La Société Civile de Portefeuille

La Société Civile de Portefeuille présente des avantages incontestables pour organiser la transmission de patrimoine d’une personne physique : règlement en amont des effets de l’indivision entre les héritiers, maîtrise de la gestion des actifs pour le donateur-gérant ou choix d’affectation et de répartition des résultats pour l’usufruitier des parts.

Le règlement de l’indivision

La Société Civile de Portefeuille (SCP) permet d’écarter l’indivision et d’inscrire la gestion du portefeuille commun dans la continuité. Les associés échappent ainsi aux aléas de l’action en partage qui appartient à chaque indivisaire, que l’indivision soit successorale ou conventionnelle.

Ainsi la constitution d’une SCP, à laquelle sont apportés les droits en nue-propriété et en usufruit détenus sur le portefeuille, permet de rassembler les prérogatives de l’usufruitier et du nu-propriétaire. Une plus grande autonomie de gestion du portefeuille est alors possible, le démembrement étant reporté sur les parts de la société civile.

Une meilleure maîtrise de la gestion des actifs et de la répartition des résultats

La SCP peut favoriser le maintien d’un démembrement de propriété en permettant l’accroissement des droits pécuniaires de l’usufruitier. En effet, en cas de détention directe du portefeuille, l’usufruitier n’a droit qu’aux revenus des titres et en l’absence de convention particulière entre les parties, le produit de la cession des titres est partagé entre le nu-propriétaire et l’usufruitier au prorata de la valeur respective de leurs droits.

Au sein d’une SCP, l’usufruitier peut appréhender dans le cadre d’une répartition conventionnelle, outre les revenus des titres détenus par la société, les plus-values de cession de ceux-ci incluses dans les résultats distribués.
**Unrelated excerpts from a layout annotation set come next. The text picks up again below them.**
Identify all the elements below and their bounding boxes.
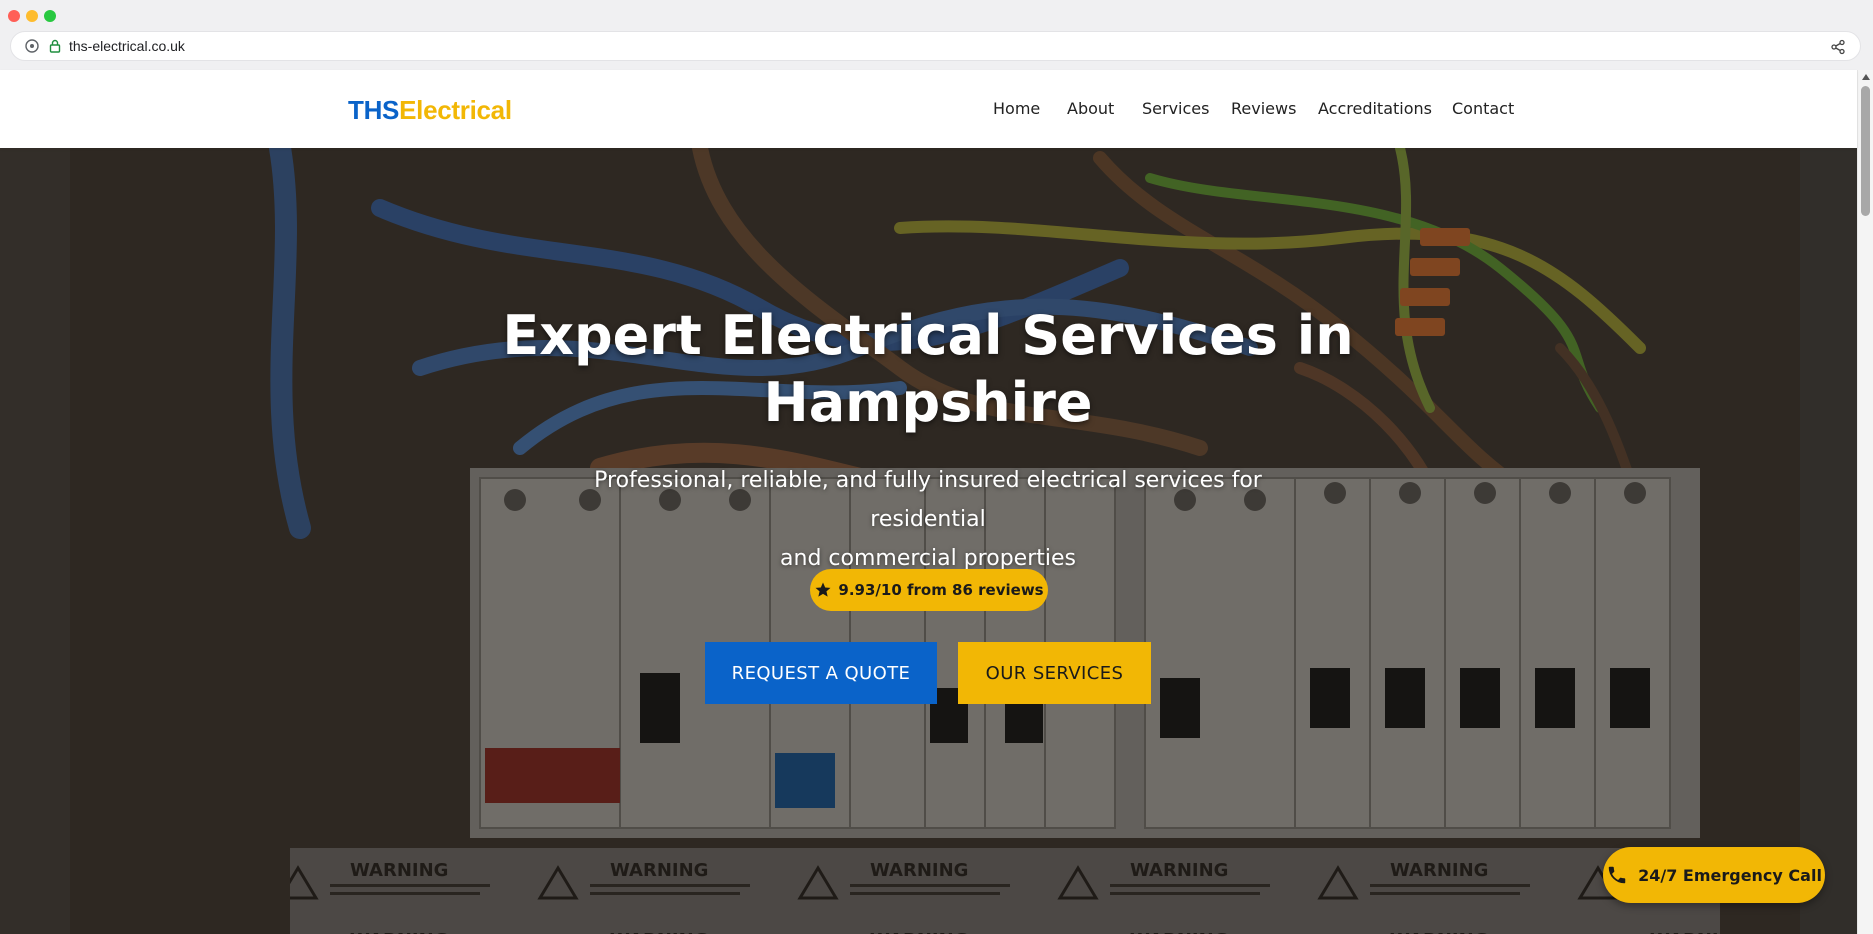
scroll-up-arrow[interactable] — [1862, 74, 1870, 80]
emergency-call-button[interactable]: 24/7 Emergency Call — [1603, 847, 1825, 903]
nav-services[interactable]: Services — [1142, 99, 1209, 118]
rating-text: 9.93/10 from 86 reviews — [838, 581, 1044, 599]
hero-subtitle-line2: and commercial properties — [780, 546, 1076, 571]
nav-reviews[interactable]: Reviews — [1231, 99, 1296, 118]
rating-badge: 9.93/10 from 86 reviews — [810, 569, 1048, 611]
hero-subtitle-line1: Professional, reliable, and fully insure… — [594, 468, 1262, 532]
maximize-window-button[interactable] — [44, 10, 56, 22]
tune-icon[interactable] — [25, 39, 39, 53]
star-icon — [814, 581, 832, 599]
scrollbar-thumb[interactable] — [1861, 86, 1870, 216]
nav-about[interactable]: About — [1067, 99, 1114, 118]
minimize-window-button[interactable] — [26, 10, 38, 22]
nav-accreditations[interactable]: Accreditations — [1318, 99, 1432, 118]
request-quote-button[interactable]: REQUEST A QUOTE — [705, 642, 937, 704]
our-services-button[interactable]: OUR SERVICES — [958, 642, 1151, 704]
main-nav: Home About Services Reviews Accreditatio… — [0, 70, 1857, 148]
hero-subtitle: Professional, reliable, and fully insure… — [540, 461, 1316, 578]
site-header: THSElectrical Home About Services Review… — [0, 70, 1857, 148]
hero-section: WARNING — [0, 148, 1857, 934]
hero-title-line1: Expert Electrical Services in — [502, 304, 1354, 367]
hero-title-line2: Hampshire — [763, 371, 1093, 434]
phone-icon — [1606, 864, 1628, 886]
close-window-button[interactable] — [8, 10, 20, 22]
share-icon[interactable] — [1830, 39, 1846, 55]
url-text[interactable]: ths-electrical.co.uk — [69, 38, 185, 54]
browser-chrome: ths-electrical.co.uk — [0, 0, 1873, 71]
nav-home[interactable]: Home — [993, 99, 1040, 118]
emergency-call-label: 24/7 Emergency Call — [1638, 865, 1822, 885]
address-bar[interactable]: ths-electrical.co.uk — [10, 31, 1861, 61]
hero-title: Expert Electrical Services in Hampshire — [478, 302, 1378, 436]
lock-icon — [49, 39, 61, 53]
nav-contact[interactable]: Contact — [1452, 99, 1514, 118]
page-scrollbar[interactable] — [1857, 70, 1873, 934]
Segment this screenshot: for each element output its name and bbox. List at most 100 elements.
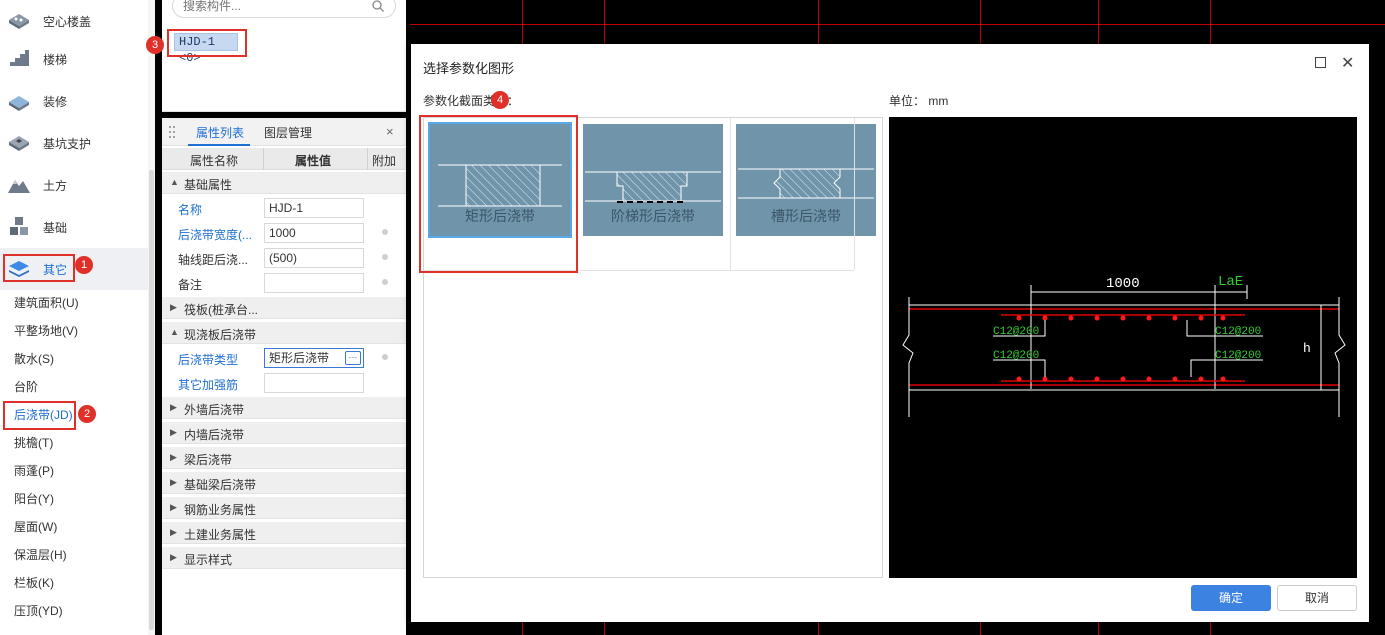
ok-button[interactable]: 确定 (1191, 585, 1271, 611)
extra-checkbox[interactable] (382, 354, 388, 360)
group-label: 外墙后浇带 (184, 403, 245, 417)
shape-stepped[interactable]: 阶梯形后浇带 (583, 124, 723, 236)
hollow-floor-icon (9, 14, 29, 29)
extra-checkbox[interactable] (382, 279, 388, 285)
nav-sub-item[interactable]: 保温层(H) (14, 545, 67, 565)
group-cast-slab[interactable]: ▲ 现浇板后浇带 (162, 322, 406, 344)
nav-pit-support[interactable]: 基坑支护 (0, 122, 148, 164)
collapse-icon: ▲ (170, 177, 179, 187)
prop-row-width: 后浇带宽度(... 1000 (162, 220, 406, 245)
shape-caption: 阶梯形后浇带 (611, 208, 695, 224)
nav-sub-item[interactable]: 栏板(K) (14, 573, 54, 593)
component-tree: 空心楼盖 楼梯 装修 基坑支护 土方 基础 其它 建筑面积(U) 平整场地(V)… (0, 0, 155, 635)
group-label: 基础属性 (184, 178, 233, 192)
prop-label: 名称 (178, 203, 203, 217)
prop-note-field[interactable] (264, 273, 364, 293)
property-table-header: 属性名称 属性值 附加 (162, 148, 406, 170)
highlight-post-pour-strip-item (3, 401, 76, 430)
expand-icon: ▶ (170, 502, 177, 512)
component-search[interactable] (172, 0, 396, 18)
nav-sub-item[interactable]: 台阶 (14, 377, 38, 397)
expand-icon: ▶ (170, 527, 177, 537)
group-label: 筏板(桩承台... (184, 303, 258, 317)
group-label: 现浇板后浇带 (184, 328, 257, 342)
unit-label: 单位： mm (889, 94, 949, 108)
more-options-button[interactable]: ··· (345, 351, 361, 365)
nav-sub-item[interactable]: 建筑面积(U) (14, 293, 79, 313)
prop-label: 轴线距后浇... (178, 253, 249, 267)
drag-handle-icon[interactable] (168, 125, 176, 139)
search-input[interactable] (183, 0, 363, 15)
prop-label: 备注 (178, 278, 203, 292)
nav-sub-item[interactable]: 阳台(Y) (14, 489, 54, 509)
group-found-beam[interactable]: ▶ 基础梁后浇带 (162, 472, 406, 494)
col-divider (367, 148, 368, 170)
gallery-divider (730, 118, 731, 270)
nav-label: 土方 (43, 179, 68, 193)
nav-earthwork[interactable]: 土方 (0, 164, 148, 206)
rebar-label-bottom-right: C12@200 (1215, 350, 1261, 362)
tab-layer-management[interactable]: 图层管理 (264, 124, 312, 141)
group-ext-wall[interactable]: ▶ 外墙后浇带 (162, 397, 406, 419)
nav-sub-item[interactable]: 雨蓬(P) (14, 461, 54, 481)
group-label: 梁后浇带 (184, 453, 233, 467)
expand-icon: ▶ (170, 402, 177, 412)
nav-sub-item[interactable]: 挑檐(T) (14, 433, 53, 453)
shape-grooved[interactable]: 槽形后浇带 (736, 124, 876, 236)
nav-label: 装修 (43, 95, 68, 109)
cancel-button[interactable]: 取消 (1277, 585, 1357, 611)
col-header-value: 属性值 (295, 154, 332, 168)
height-dimension: h (1303, 341, 1311, 356)
group-rebar-biz[interactable]: ▶ 钢筋业务属性 (162, 497, 406, 519)
nav-sub-item[interactable]: 屋面(W) (14, 517, 57, 537)
nav-sub-item[interactable]: 散水(S) (14, 349, 54, 369)
nav-hollow-floor[interactable]: 空心楼盖 (0, 0, 148, 42)
group-civil-biz[interactable]: ▶ 土建业务属性 (162, 522, 406, 544)
prop-width-field[interactable]: 1000 (264, 223, 364, 243)
nav-decoration[interactable]: 装修 (0, 80, 148, 122)
rebar-label-bottom-left: C12@200 (993, 350, 1039, 362)
prop-row-extra-rebar: 其它加强筋 (162, 370, 406, 395)
group-display[interactable]: ▶ 显示样式 (162, 547, 406, 569)
pit-support-icon (9, 136, 29, 151)
prop-type-field[interactable]: 矩形后浇带 ··· (264, 348, 364, 368)
group-beam[interactable]: ▶ 梁后浇带 (162, 447, 406, 469)
prop-row-name: 名称 HJD-1 (162, 195, 406, 220)
cad-grid-line (410, 24, 1385, 25)
nav-foundation[interactable]: 基础 (0, 206, 148, 248)
highlight-other-category (3, 254, 75, 282)
close-icon[interactable]: × (386, 124, 394, 139)
search-icon[interactable] (371, 0, 385, 13)
group-label: 显示样式 (184, 553, 233, 567)
property-tabs: 属性列表 图层管理 × (162, 118, 406, 146)
collapse-icon: ▲ (170, 327, 179, 337)
close-icon[interactable]: ✕ (1341, 53, 1354, 73)
prop-offset-field[interactable]: (500) (264, 248, 364, 268)
maximize-icon[interactable] (1315, 57, 1326, 68)
prop-name-field[interactable]: HJD-1 (264, 198, 364, 218)
group-basic[interactable]: ▲ 基础属性 (162, 172, 406, 194)
prop-extra-rebar-field[interactable] (264, 373, 364, 393)
nav-sub-item[interactable]: 平整场地(V) (14, 321, 78, 341)
prop-label: 后浇带类型 (178, 353, 239, 367)
stairs-icon (10, 50, 29, 66)
post-pour-strip-section-drawing: 1000 LaE C12@200 C12@200 C12@200 C12@200… (902, 274, 1346, 417)
col-divider (263, 148, 264, 170)
width-dimension: 1000 (1106, 276, 1140, 292)
group-label: 土建业务属性 (184, 528, 257, 542)
foundation-icon (10, 217, 28, 235)
nav-stairs[interactable]: 楼梯 (0, 38, 148, 80)
prop-type-value: 矩形后浇带 (269, 351, 330, 365)
group-raft[interactable]: ▶ 筏板(桩承台... (162, 297, 406, 319)
nav-sub-item[interactable]: 压顶(YD) (14, 601, 63, 621)
prop-row-type: 后浇带类型 矩形后浇带 ··· (162, 345, 406, 370)
prop-row-offset: 轴线距后浇... (500) (162, 245, 406, 270)
decoration-icon (9, 96, 29, 111)
nav-scrollbar-thumb[interactable] (149, 170, 154, 630)
nav-label: 基础 (43, 221, 68, 235)
extra-checkbox[interactable] (382, 254, 388, 260)
tab-attribute-list[interactable]: 属性列表 (196, 124, 244, 141)
group-int-wall[interactable]: ▶ 内墙后浇带 (162, 422, 406, 444)
extra-checkbox[interactable] (382, 229, 388, 235)
prop-row-note: 备注 (162, 270, 406, 295)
Cette répartition est opposable à l’administration fiscale dès lors qu’elle procède d’une convention licite et insérée dans les statuts de la SCP avant la clôture de l’exercice, aux termes d’un acte régulièrement enregistré.

Zoom sur la fiscalité d’une SCP

Imprimé Fiscal Unique (IFU) :
Les établissements bancaires teneurs du compte d’une SCP ou les compagnies d’assurance concernés émettent des IFU au nom de la société sur les opérations de valeurs mobilières et les revenus de capitaux mobiliers à déclarer.

La SCP jouant le rôle d’établissement payeur pour les dividendes et revenus assimilés, les produits d’obligations et autres produits de placement à revenu fixe qu’elle perçoit, doit souscrire au plus tard le 15 février de chaque année une déclaration appelée IFU qui récapitule les sommes encaissées l’année précédente. La déclaration est nominative et la société civile doit en établir une pour chacun de ses associés à raison des revenus qui lui reviennent.